Это был день нашей разлуки… Мы шли молча. Я страдал, думая о том, что завтра я уже не буду ходить здесь по саду с милой девушкой, — но ни одним мускулом не выдавал своего душевного состояния. Русалка была как-то странно весела, порывиста, говорлива. Мне думалось, что она понимает мое страдание и, кокетничая, смеется над ним, поддразнивает побежденного… Присели на старую, покосившуюся скамью.
— Дайте мне перочинный нож!..
— Зачем?..
Подал ей нож, и Русалка стала вырезывать вензель… Вырезала две переплетенные заглавные буквы наших имен и сказала:
— На память о вашем геройском подвиге.
Торжествует! Издевается!.. Я побледнел от злости и страдания.
— Итак, вы уезжаете…
— Итак, я уезжаю…
— Что же вы мне скажете на прощание?..
Хотелось броситься и целовать руки, глаза, волосы, хотелось заплакать. А я опустил голову и резкохолодно произнес:
— Жалеть на обоим, кажется, не о чем. Оба ровно ничего не теряем…
— Вы думаете?..
— Да.
Маленькое молчание, и потом:
— Пойдемте! Боюсь простудиться… Слышите: за вами лошади приехали?!
Встали и пошли к дому.
— Вы хоть бы на прощание посоветовали мне, что делать по выходе из института? Ведь я будущей весной кончаю…
— Поезжайте учиться. Набирайтесь ума побольше…
— Ну с меня хватит…
Молча сидели мы все в столовой, а у крыльца позванивали колокольчики, отдаваясь нестерпимой болью на моей душе… Посидели, — дядюшка с тетушкой помолились, — и мы стали прощаться. Все вышли на крыльцо провожать меня. Русалка стояла позади всех и пряталась за спинами дядюшки и тетушки. Украдкой она выглядывала, кутаясь в шаль, и тогда в ее взоре я замечал какую-то странную растерянность: то улыбалась, то хмурилась…
— Ну с Богом!..
Вздрогнули колокольчики, колыхнулся тарантас, и поплыли мимо дорогие лица. А потом пара завернула за угол сада, и все оборвалось… Лошади побежали быстро, весело; погнались за тарантасом собаки, и скоро спряталась старая барская усадьба за горкой…
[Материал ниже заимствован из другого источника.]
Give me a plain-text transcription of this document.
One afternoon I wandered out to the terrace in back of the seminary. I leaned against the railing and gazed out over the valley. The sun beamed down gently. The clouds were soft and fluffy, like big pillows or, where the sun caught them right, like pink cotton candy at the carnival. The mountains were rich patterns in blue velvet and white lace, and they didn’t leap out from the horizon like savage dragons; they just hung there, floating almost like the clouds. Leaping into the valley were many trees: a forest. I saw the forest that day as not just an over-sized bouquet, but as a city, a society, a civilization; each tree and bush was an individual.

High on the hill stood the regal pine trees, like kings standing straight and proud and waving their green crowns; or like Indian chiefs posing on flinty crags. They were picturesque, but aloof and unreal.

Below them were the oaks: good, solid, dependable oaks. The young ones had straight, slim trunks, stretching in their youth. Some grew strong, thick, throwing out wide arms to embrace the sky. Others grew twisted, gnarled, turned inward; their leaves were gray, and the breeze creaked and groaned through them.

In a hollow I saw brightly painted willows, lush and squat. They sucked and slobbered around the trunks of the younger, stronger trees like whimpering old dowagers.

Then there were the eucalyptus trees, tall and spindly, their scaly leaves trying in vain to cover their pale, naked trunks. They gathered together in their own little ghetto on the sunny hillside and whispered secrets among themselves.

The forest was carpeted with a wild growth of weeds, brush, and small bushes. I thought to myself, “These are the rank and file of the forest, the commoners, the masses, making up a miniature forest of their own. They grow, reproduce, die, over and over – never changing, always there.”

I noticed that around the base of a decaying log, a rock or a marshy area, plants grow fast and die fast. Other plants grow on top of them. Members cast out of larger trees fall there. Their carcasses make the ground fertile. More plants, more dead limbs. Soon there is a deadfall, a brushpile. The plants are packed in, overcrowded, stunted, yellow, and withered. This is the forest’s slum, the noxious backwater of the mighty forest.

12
— Эх, Русалка!.. — прошептал я и стряхнул со щеки теплую слезу… Дорогой, отыскивая папиросы, я натыкаюсь в кармане пальто на письмо в конверте, вынимаю его и весь вспыхиваю огнем радостного предчувствия… Она! Она!.. Русалка! Ее почерк!.. Руки трясутся, тарантас трясется, сердце трясется, голова трясется… Разрываю конвертик…
«Лучше бы меня не спасали, потому что меня не любит тот, кого я люблю и никогда не разлюблю! Русалка…»
— Стой! Ямщик!.. Стой!..
— Тпру! Что такое? Забыл, что ли, чего-нибудь?..
— Стой же!.. Черт тебя…
Лошади остановились.
— Потерял, что ли… обронил чаво?
— Потерял…
— Вертаться, что ли, будем?
Ямщик стал было круто поворачивать назад тарантас, но я закричал: «Тпру»… Погоди!.. Надо подумать…
Ямщик спрыгивает с облучка, поправляет сбрую на кореннике и ждет, опустив руку с кнутом.
— Ну думай, что ли!.. Назад — так назад… вперед — так вперед!..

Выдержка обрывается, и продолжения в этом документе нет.